Even more importantly, if you run fraud, for example if you would have a Dialer today that would automatically issue calls to 1-900 number, and would do it completely illegally, without the user knowing. Users would realize, they would see this, they would complain and this would be shut down before any money is moved to the criminal. This has been designed just to prevent fraud like this. You don’t get the money immediately. There’s a 30 day delay before the number owner gets the money out of the calls, which is pretty neat in the preventing fraud like this.

One thing which was a bit of a surprise to me, and I realize this, is that here in USA you can’t call premium rate numbers from a cell phone. You can’t. They only work from land lines. Of cause land lines are going away. Everywhere else, as far as I know, they do work, like local premium rate numbers anywhere in Europe, anywhere in Asia, do work from cell phones. Of course they do. I don’t actually know why you can’t call a 1-900 number here in USA, but you can’t. Which means, if somebody wants to write a smartphone trojan to call premium rate numbers, they can’t use 1-900 number.

And the last barrier is that these numbers are not international. From USA you can’t call a 0-700 premium rate number, in Finland, it will not work. From Finland if I try to call 1-900 number it won’t work. I actually play you an audio clip, what happens when I try to use my phone in Finland to dial one of your numbers: “The call you are attempting to place is not allowed from this line, please dial 611”. It basically says that you just can’t reach this number. The call is not allowed from your area code, basically you can’t do this international.

Read: You will be billed $90,000 for this call 2: F-Secure detects trojan malware in mobile game


1Porn Dialers are malware that infect a computer system and use the internet connection to dial a premium-rate telephone number, such as a “1-900 number” in the U.S. and leave the line open that adds up the cost of the call to the user. This is a common way of stealing money from the victim.

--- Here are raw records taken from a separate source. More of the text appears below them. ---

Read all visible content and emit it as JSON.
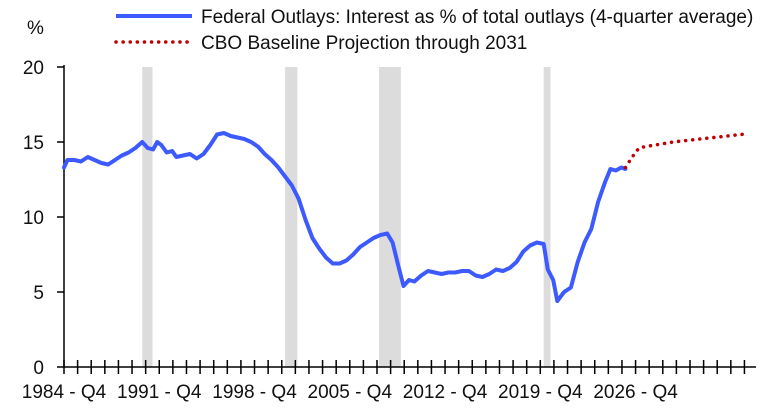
{
  "chart_data": {
    "type": "line",
    "title": "",
    "ylabel": "%",
    "xlabel": "",
    "ylim": [
      0,
      20
    ],
    "yticks": [
      0,
      5,
      10,
      15,
      20
    ],
    "xlim": [
      1984.75,
      2035.6
    ],
    "xticks": [
      {
        "x": 1984.75,
        "label": "1984 - Q4"
      },
      {
        "x": 1991.75,
        "label": "1991 - Q4"
      },
      {
        "x": 1998.75,
        "label": "1998 - Q4"
      },
      {
        "x": 2005.75,
        "label": "2005 - Q4"
      },
      {
        "x": 2012.75,
        "label": "2012 - Q4"
      },
      {
        "x": 2019.75,
        "label": "2019 - Q4"
      },
      {
        "x": 2026.75,
        "label": "2026 - Q4"
      }
    ],
    "grid": false,
    "legend_position": "top",
    "recessions": [
      {
        "start": 1990.5,
        "end": 1991.25
      },
      {
        "start": 2001.0,
        "end": 2001.9
      },
      {
        "start": 2007.9,
        "end": 2009.5
      },
      {
        "start": 2020.0,
        "end": 2020.5
      }
    ],
    "series": [
      {
        "name": "Federal Outlays: Interest as % of total outlays (4-quarter average)",
        "style": "solid",
        "color": "#3d5afe",
        "points": [
          [
            1984.75,
            13.3
          ],
          [
            1985.0,
            13.8
          ],
          [
            1985.5,
            13.8
          ],
          [
            1986.0,
            13.7
          ],
          [
            1986.5,
            14.0
          ],
          [
            1987.0,
            13.8
          ],
          [
            1987.5,
            13.6
          ],
          [
            1988.0,
            13.5
          ],
          [
            1988.5,
            13.8
          ],
          [
            1989.0,
            14.1
          ],
          [
            1989.5,
            14.3
          ],
          [
            1990.0,
            14.6
          ],
          [
            1990.5,
            15.0
          ],
          [
            1990.9,
            14.6
          ],
          [
            1991.3,
            14.5
          ],
          [
            1991.6,
            15.0
          ],
          [
            1991.9,
            14.8
          ],
          [
            1992.3,
            14.3
          ],
          [
            1992.7,
            14.4
          ],
          [
            1993.0,
            14.0
          ],
          [
            1993.5,
            14.1
          ],
          [
            1994.0,
            14.2
          ],
          [
            1994.5,
            13.9
          ],
          [
            1995.0,
            14.2
          ],
          [
            1995.5,
            14.8
          ],
          [
            1996.0,
            15.5
          ],
          [
            1996.5,
            15.6
          ],
          [
            1997.0,
            15.4
          ],
          [
            1997.5,
            15.3
          ],
          [
            1998.0,
            15.2
          ],
          [
            1998.5,
            15.0
          ],
          [
            1999.0,
            14.7
          ],
          [
            1999.5,
            14.2
          ],
          [
            2000.0,
            13.8
          ],
          [
            2000.5,
            13.3
          ],
          [
            2001.0,
            12.7
          ],
          [
            2001.5,
            12.1
          ],
          [
            2002.0,
            11.2
          ],
          [
            2002.5,
            9.8
          ],
          [
            2003.0,
            8.6
          ],
          [
            2003.5,
            7.9
          ],
          [
            2004.0,
            7.3
          ],
          [
            2004.5,
            6.9
          ],
          [
            2005.0,
            6.9
          ],
          [
            2005.5,
            7.1
          ],
          [
            2006.0,
            7.5
          ],
          [
            2006.5,
            8.0
          ],
          [
            2007.0,
            8.3
          ],
          [
            2007.5,
            8.6
          ],
          [
            2008.0,
            8.8
          ],
          [
            2008.5,
            8.9
          ],
          [
            2008.9,
            8.3
          ],
          [
            2009.3,
            6.8
          ],
          [
            2009.7,
            5.4
          ],
          [
            2010.1,
            5.8
          ],
          [
            2010.5,
            5.7
          ],
          [
            2011.0,
            6.1
          ],
          [
            2011.5,
            6.4
          ],
          [
            2012.0,
            6.3
          ],
          [
            2012.5,
            6.2
          ],
          [
            2013.0,
            6.3
          ],
          [
            2013.5,
            6.3
          ],
          [
            2014.0,
            6.4
          ],
          [
            2014.5,
            6.4
          ],
          [
            2015.0,
            6.1
          ],
          [
            2015.5,
            6.0
          ],
          [
            2016.0,
            6.2
          ],
          [
            2016.5,
            6.5
          ],
          [
            2017.0,
            6.4
          ],
          [
            2017.5,
            6.6
          ],
          [
            2018.0,
            7.0
          ],
          [
            2018.5,
            7.7
          ],
          [
            2019.0,
            8.1
          ],
          [
            2019.5,
            8.3
          ],
          [
            2020.0,
            8.2
          ],
          [
            2020.3,
            6.5
          ],
          [
            2020.7,
            5.8
          ],
          [
            2021.0,
            4.4
          ],
          [
            2021.5,
            5.0
          ],
          [
            2022.0,
            5.3
          ],
          [
            2022.5,
            7.0
          ],
          [
            2023.0,
            8.3
          ],
          [
            2023.5,
            9.2
          ],
          [
            2024.0,
            11.0
          ],
          [
            2024.5,
            12.3
          ],
          [
            2024.9,
            13.2
          ],
          [
            2025.3,
            13.1
          ],
          [
            2025.7,
            13.3
          ],
          [
            2026.0,
            13.2
          ]
        ]
      },
      {
        "name": "CBO Baseline Projection through 2031",
        "style": "dotted",
        "color": "#c00000",
        "points": [
          [
            2026.0,
            13.3
          ],
          [
            2026.5,
            14.0
          ],
          [
            2027.0,
            14.6
          ],
          [
            2027.5,
            14.7
          ],
          [
            2028.5,
            14.85
          ],
          [
            2029.5,
            15.0
          ],
          [
            2030.5,
            15.1
          ],
          [
            2031.5,
            15.2
          ],
          [
            2032.5,
            15.3
          ],
          [
            2033.5,
            15.4
          ],
          [
            2034.5,
            15.5
          ],
          [
            2035.0,
            15.55
          ]
        ]
      }
    ]
  }
}
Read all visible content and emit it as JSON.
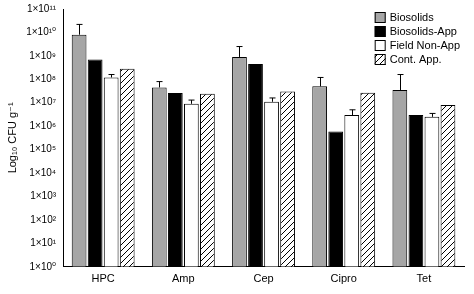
{
  "chart_data": {
    "type": "bar",
    "y_label": "Log₁₀ CFU g⁻¹",
    "categories": [
      "HPC",
      "Amp",
      "Cep",
      "Cipro",
      "Tet"
    ],
    "log": "y",
    "grid": false,
    "legend": "top-right",
    "ylim": [
      1,
      100000000000
    ],
    "yticks": [
      {
        "value": 1,
        "label": "1×10⁰"
      },
      {
        "value": 10,
        "label": "1×10¹"
      },
      {
        "value": 100,
        "label": "1×10²"
      },
      {
        "value": 1000,
        "label": "1×10³"
      },
      {
        "value": 10000,
        "label": "1×10⁴"
      },
      {
        "value": 100000,
        "label": "1×10⁵"
      },
      {
        "value": 1000000,
        "label": "1×10⁶"
      },
      {
        "value": 10000000,
        "label": "1×10⁷"
      },
      {
        "value": 100000000,
        "label": "1×10⁸"
      },
      {
        "value": 1000000000,
        "label": "1×10⁹"
      },
      {
        "value": 10000000000,
        "label": "1×10¹⁰"
      },
      {
        "value": 100000000000,
        "label": "1×10¹¹"
      }
    ],
    "series": [
      {
        "name": "Biosolids",
        "color": "#a6a6a6",
        "values": [
          8000000000,
          45000000,
          900000000,
          50000000,
          35000000
        ],
        "errors": [
          14000000000,
          35000000,
          1600000000,
          70000000,
          125000000
        ]
      },
      {
        "name": "Biosolids-App",
        "color": "#000000",
        "values": [
          700000000,
          26000000,
          450000000,
          600000,
          3000000
        ],
        "errors": [
          null,
          null,
          null,
          null,
          null
        ]
      },
      {
        "name": "Field Non-App",
        "color": "#ffffff",
        "values": [
          120000000,
          9000000,
          11000000,
          3000000,
          2500000
        ],
        "errors": [
          40000000,
          4000000,
          5000000,
          2000000,
          1000000
        ]
      },
      {
        "name": "Cont. App.",
        "color": "#ffffff",
        "marker": "hatch",
        "values": [
          280000000,
          24000000,
          30000000,
          27000000,
          8000000
        ],
        "errors": [
          null,
          null,
          null,
          null,
          null
        ]
      }
    ]
  }
}
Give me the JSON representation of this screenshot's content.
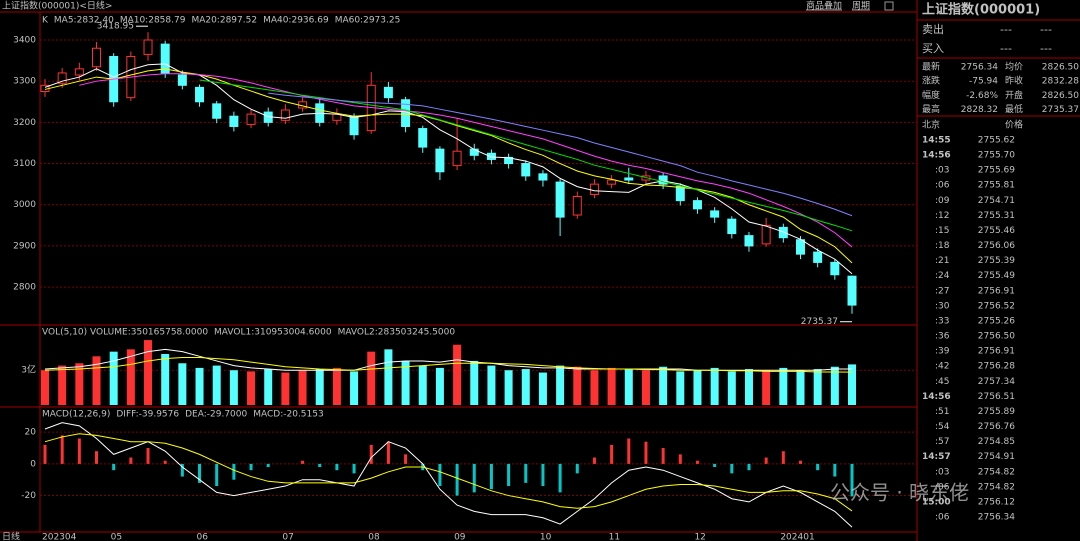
{
  "header": {
    "title": "上证指数(000001)<日线>",
    "links": [
      "商品叠加",
      "周期"
    ]
  },
  "chart_data": [
    {
      "type": "candlestick",
      "legend_label": "K",
      "x_axis_label": "日线",
      "categories": [
        "202304",
        null,
        null,
        null,
        "05",
        null,
        null,
        null,
        null,
        "06",
        null,
        null,
        null,
        null,
        "07",
        null,
        null,
        null,
        null,
        "08",
        null,
        null,
        null,
        null,
        "09",
        null,
        null,
        null,
        null,
        "10",
        null,
        null,
        null,
        "11",
        null,
        null,
        null,
        null,
        "12",
        null,
        null,
        null,
        null,
        "202401",
        null,
        null,
        null,
        null
      ],
      "open": [
        3275,
        3295,
        3315,
        3335,
        3360,
        3260,
        3365,
        3390,
        3315,
        3285,
        3245,
        3215,
        3195,
        3225,
        3205,
        3235,
        3245,
        3205,
        3215,
        3180,
        3285,
        3255,
        3185,
        3135,
        3095,
        3135,
        3125,
        3115,
        3100,
        3075,
        3055,
        2975,
        3025,
        3050,
        3065,
        3060,
        3070,
        3045,
        3010,
        2985,
        2965,
        2925,
        2905,
        2945,
        2915,
        2885,
        2860,
        2826.5
      ],
      "high": [
        3305,
        3332,
        3345,
        3395,
        3368,
        3372,
        3418.95,
        3398,
        3326,
        3292,
        3252,
        3226,
        3232,
        3236,
        3244,
        3262,
        3256,
        3234,
        3222,
        3322,
        3298,
        3262,
        3192,
        3142,
        3210,
        3148,
        3134,
        3124,
        3108,
        3084,
        3062,
        3032,
        3062,
        3072,
        3090,
        3082,
        3078,
        3052,
        3018,
        2994,
        2972,
        2934,
        2968,
        2954,
        2924,
        2894,
        2868,
        2828.32
      ],
      "low": [
        3262,
        3284,
        3302,
        3325,
        3238,
        3252,
        3350,
        3308,
        3280,
        3238,
        3198,
        3178,
        3186,
        3190,
        3196,
        3226,
        3190,
        3194,
        3158,
        3172,
        3248,
        3176,
        3126,
        3060,
        3084,
        3108,
        3098,
        3088,
        3058,
        3044,
        2924,
        2966,
        3016,
        3040,
        3050,
        3050,
        3038,
        2998,
        2978,
        2956,
        2918,
        2886,
        2898,
        2908,
        2868,
        2848,
        2818,
        2735.37
      ],
      "close": [
        3290,
        3320,
        3330,
        3380,
        3250,
        3360,
        3400,
        3320,
        3290,
        3250,
        3210,
        3190,
        3220,
        3200,
        3230,
        3250,
        3200,
        3220,
        3170,
        3290,
        3260,
        3190,
        3140,
        3080,
        3130,
        3120,
        3110,
        3100,
        3070,
        3060,
        2970,
        3020,
        3050,
        3060,
        3060,
        3070,
        3050,
        3010,
        2990,
        2970,
        2930,
        2900,
        2950,
        2920,
        2880,
        2860,
        2830,
        2756.34
      ],
      "up_color": "#ff3232",
      "down_color": "#54ffff",
      "series": [
        {
          "name": "MA5:2832.40",
          "color": "#ffffff",
          "values": [
            3285,
            3300,
            3310,
            3330,
            3310,
            3328,
            3340,
            3342,
            3320,
            3315,
            3290,
            3255,
            3232,
            3214,
            3210,
            3220,
            3222,
            3220,
            3212,
            3218,
            3228,
            3226,
            3212,
            3182,
            3160,
            3134,
            3116,
            3114,
            3106,
            3092,
            3064,
            3044,
            3034,
            3032,
            3030,
            3050,
            3058,
            3050,
            3036,
            3018,
            2990,
            2958,
            2948,
            2934,
            2916,
            2890,
            2868,
            2832.4
          ]
        },
        {
          "name": "MA10:2858.79",
          "color": "#ffff00",
          "values": [
            3280,
            3290,
            3300,
            3310,
            3305,
            3315,
            3325,
            3330,
            3322,
            3316,
            3305,
            3290,
            3276,
            3262,
            3250,
            3240,
            3230,
            3222,
            3215,
            3218,
            3220,
            3220,
            3216,
            3205,
            3192,
            3180,
            3168,
            3150,
            3134,
            3120,
            3100,
            3082,
            3070,
            3062,
            3052,
            3048,
            3046,
            3042,
            3038,
            3030,
            3018,
            3000,
            2985,
            2970,
            2940,
            2922,
            2898,
            2858.79
          ]
        },
        {
          "name": "MA20:2897.52",
          "color": "#ff40ff",
          "values": [
            null,
            null,
            3290,
            3300,
            3305,
            3310,
            3315,
            3318,
            3318,
            3316,
            3312,
            3305,
            3296,
            3285,
            3275,
            3265,
            3256,
            3248,
            3240,
            3236,
            3232,
            3228,
            3224,
            3218,
            3210,
            3200,
            3190,
            3180,
            3170,
            3160,
            3146,
            3132,
            3118,
            3106,
            3096,
            3088,
            3078,
            3068,
            3058,
            3050,
            3040,
            3028,
            3012,
            2996,
            2978,
            2958,
            2932,
            2897.52
          ]
        },
        {
          "name": "MA40:2936.69",
          "color": "#00e000",
          "values": [
            null,
            null,
            null,
            null,
            null,
            null,
            null,
            null,
            null,
            3303,
            3297,
            3291,
            3285,
            3279,
            3273,
            3266,
            3260,
            3254,
            3248,
            3242,
            3236,
            3230,
            3218,
            3206,
            3194,
            3182,
            3170,
            3158,
            3146,
            3134,
            3122,
            3110,
            3096,
            3086,
            3076,
            3066,
            3056,
            3046,
            3036,
            3026,
            3016,
            3006,
            2996,
            2986,
            2975,
            2962,
            2950,
            2936.69
          ]
        },
        {
          "name": "MA60:2973.25",
          "color": "#8080ff",
          "values": [
            null,
            null,
            null,
            null,
            null,
            null,
            null,
            null,
            null,
            null,
            null,
            null,
            null,
            3271,
            3266,
            3262,
            3258,
            3254,
            3250,
            3248,
            3246,
            3244,
            3240,
            3232,
            3224,
            3216,
            3208,
            3199,
            3190,
            3181,
            3172,
            3163,
            3150,
            3139,
            3128,
            3117,
            3106,
            3095,
            3079,
            3069,
            3058,
            3048,
            3038,
            3028,
            3016,
            3003,
            2989,
            2973.25
          ]
        }
      ],
      "annotations": [
        {
          "text": "3418.95",
          "index": 6,
          "value": 3418.95
        },
        {
          "text": "2735.37",
          "index": 47,
          "value": 2735.37
        }
      ],
      "ylim": [
        2708,
        3468
      ],
      "yticks": [
        2800,
        2900,
        3000,
        3100,
        3200,
        3300,
        3400
      ],
      "grid": true
    },
    {
      "type": "volume",
      "legend": [
        "VOL(5,10) VOLUME:350165758.0000",
        "MAVOL1:310953004.6000",
        "MAVOL2:283503245.5000"
      ],
      "values": [
        300000000,
        340000000,
        360000000,
        420000000,
        460000000,
        480000000,
        560000000,
        440000000,
        360000000,
        320000000,
        340000000,
        300000000,
        290000000,
        310000000,
        280000000,
        300000000,
        310000000,
        320000000,
        290000000,
        460000000,
        480000000,
        380000000,
        340000000,
        320000000,
        520000000,
        380000000,
        340000000,
        300000000,
        310000000,
        280000000,
        340000000,
        330000000,
        300000000,
        320000000,
        310000000,
        300000000,
        330000000,
        290000000,
        300000000,
        320000000,
        290000000,
        310000000,
        300000000,
        320000000,
        300000000,
        310000000,
        330000000,
        350165758
      ],
      "series": [
        {
          "color": "#ffffff",
          "values": [
            310000000,
            320000000,
            330000000,
            350000000,
            380000000,
            420000000,
            460000000,
            480000000,
            460000000,
            420000000,
            380000000,
            340000000,
            320000000,
            310000000,
            300000000,
            300000000,
            300000000,
            300000000,
            300000000,
            340000000,
            370000000,
            380000000,
            380000000,
            370000000,
            390000000,
            370000000,
            360000000,
            340000000,
            330000000,
            320000000,
            320000000,
            310000000,
            310000000,
            310000000,
            310000000,
            310000000,
            310000000,
            310000000,
            300000000,
            300000000,
            300000000,
            300000000,
            300000000,
            300000000,
            300000000,
            300000000,
            310000000,
            310953004.6
          ]
        },
        {
          "color": "#ffff00",
          "values": [
            300000000,
            305000000,
            310000000,
            320000000,
            330000000,
            350000000,
            380000000,
            400000000,
            410000000,
            410000000,
            400000000,
            390000000,
            370000000,
            350000000,
            330000000,
            320000000,
            310000000,
            305000000,
            300000000,
            310000000,
            320000000,
            330000000,
            340000000,
            350000000,
            360000000,
            360000000,
            360000000,
            355000000,
            350000000,
            340000000,
            330000000,
            320000000,
            315000000,
            310000000,
            310000000,
            305000000,
            305000000,
            300000000,
            300000000,
            300000000,
            295000000,
            295000000,
            290000000,
            290000000,
            290000000,
            285000000,
            285000000,
            283503245.5
          ]
        }
      ],
      "ylim": [
        0,
        690000000
      ],
      "yticks": [
        {
          "value": 300000000,
          "label": "3亿"
        }
      ]
    },
    {
      "type": "macd",
      "legend": [
        "MACD(12,26,9)",
        "DIFF:-39.9576",
        "DEA:-29.7000",
        "MACD:-20.5153"
      ],
      "values": [
        12,
        18,
        16,
        8,
        -4,
        4,
        10,
        2,
        -8,
        -12,
        -14,
        -10,
        -4,
        -2,
        0,
        2,
        -2,
        -4,
        -6,
        12,
        14,
        6,
        -4,
        -14,
        -20,
        -18,
        -16,
        -14,
        -12,
        -14,
        -18,
        -6,
        4,
        12,
        16,
        14,
        10,
        6,
        2,
        -2,
        -6,
        -4,
        4,
        8,
        2,
        -4,
        -8,
        -20.5153
      ],
      "series": [
        {
          "color": "#ffffff",
          "values": [
            22,
            26,
            24,
            16,
            6,
            10,
            14,
            8,
            -2,
            -10,
            -18,
            -20,
            -18,
            -16,
            -14,
            -10,
            -10,
            -12,
            -14,
            4,
            14,
            10,
            0,
            -16,
            -26,
            -30,
            -32,
            -32,
            -32,
            -34,
            -38,
            -30,
            -22,
            -12,
            -4,
            -2,
            -4,
            -8,
            -12,
            -16,
            -22,
            -24,
            -18,
            -14,
            -18,
            -24,
            -30,
            -39.9576
          ]
        },
        {
          "color": "#ffff00",
          "values": [
            14,
            17,
            19,
            18,
            16,
            14,
            14,
            13,
            10,
            6,
            1,
            -4,
            -8,
            -11,
            -12,
            -12,
            -12,
            -12,
            -12,
            -9,
            -5,
            -2,
            -2,
            -5,
            -9,
            -13,
            -17,
            -20,
            -22,
            -24,
            -27,
            -28,
            -27,
            -24,
            -20,
            -16,
            -14,
            -13,
            -13,
            -14,
            -16,
            -18,
            -18,
            -17,
            -17,
            -19,
            -22,
            -29.7
          ]
        }
      ],
      "ylim": [
        -43,
        34
      ],
      "yticks": [
        20,
        0,
        -20
      ]
    }
  ],
  "side_panel": {
    "title": "上证指数(000001)",
    "orders": [
      [
        "卖出",
        "---",
        "---"
      ],
      [
        "买入",
        "---",
        "---"
      ]
    ],
    "quote": [
      [
        "最新",
        "2756.34",
        "均价",
        "2826.50"
      ],
      [
        "涨跌",
        "-75.94",
        "昨收",
        "2832.28"
      ],
      [
        "幅度",
        "-2.68%",
        "开盘",
        "2826.50"
      ],
      [
        "最高",
        "2828.32",
        "最低",
        "2735.37"
      ]
    ],
    "trades_header": [
      "北京",
      "价格"
    ],
    "trades": [
      [
        "14:55",
        "2755.62"
      ],
      [
        "14:56",
        "2755.70"
      ],
      [
        ":03",
        "2755.69"
      ],
      [
        ":06",
        "2755.81"
      ],
      [
        ":09",
        "2754.71"
      ],
      [
        ":12",
        "2755.31"
      ],
      [
        ":15",
        "2755.46"
      ],
      [
        ":18",
        "2756.06"
      ],
      [
        ":21",
        "2755.39"
      ],
      [
        ":24",
        "2755.49"
      ],
      [
        ":27",
        "2756.91"
      ],
      [
        ":30",
        "2756.52"
      ],
      [
        ":33",
        "2755.26"
      ],
      [
        ":36",
        "2756.50"
      ],
      [
        ":39",
        "2756.91"
      ],
      [
        ":42",
        "2756.28"
      ],
      [
        ":45",
        "2757.34"
      ],
      [
        "14:56",
        "2756.51"
      ],
      [
        ":51",
        "2755.89"
      ],
      [
        ":54",
        "2756.76"
      ],
      [
        ":57",
        "2754.85"
      ],
      [
        "14:57",
        "2754.91"
      ],
      [
        ":03",
        "2754.82"
      ],
      [
        ":06",
        "2754.82"
      ],
      [
        "15:00",
        "2756.12"
      ],
      [
        ":06",
        "2756.34"
      ]
    ]
  },
  "watermark": "公众号 · 晓东佬"
}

2EULA (end-user license agreement) is a contract between the licensor and purchaser, establishing the purchaser’s right to use the software.

3FTC (Federal Trade Commission) is an independent agency of the United States government, established in 1914 by the Federal Trade Commission Act. Its principal mission is the promotion of consumer protection and the elimination and prevention of what regulators perceive to be harmfully anti-competitive business practices, such as coercive monopoly.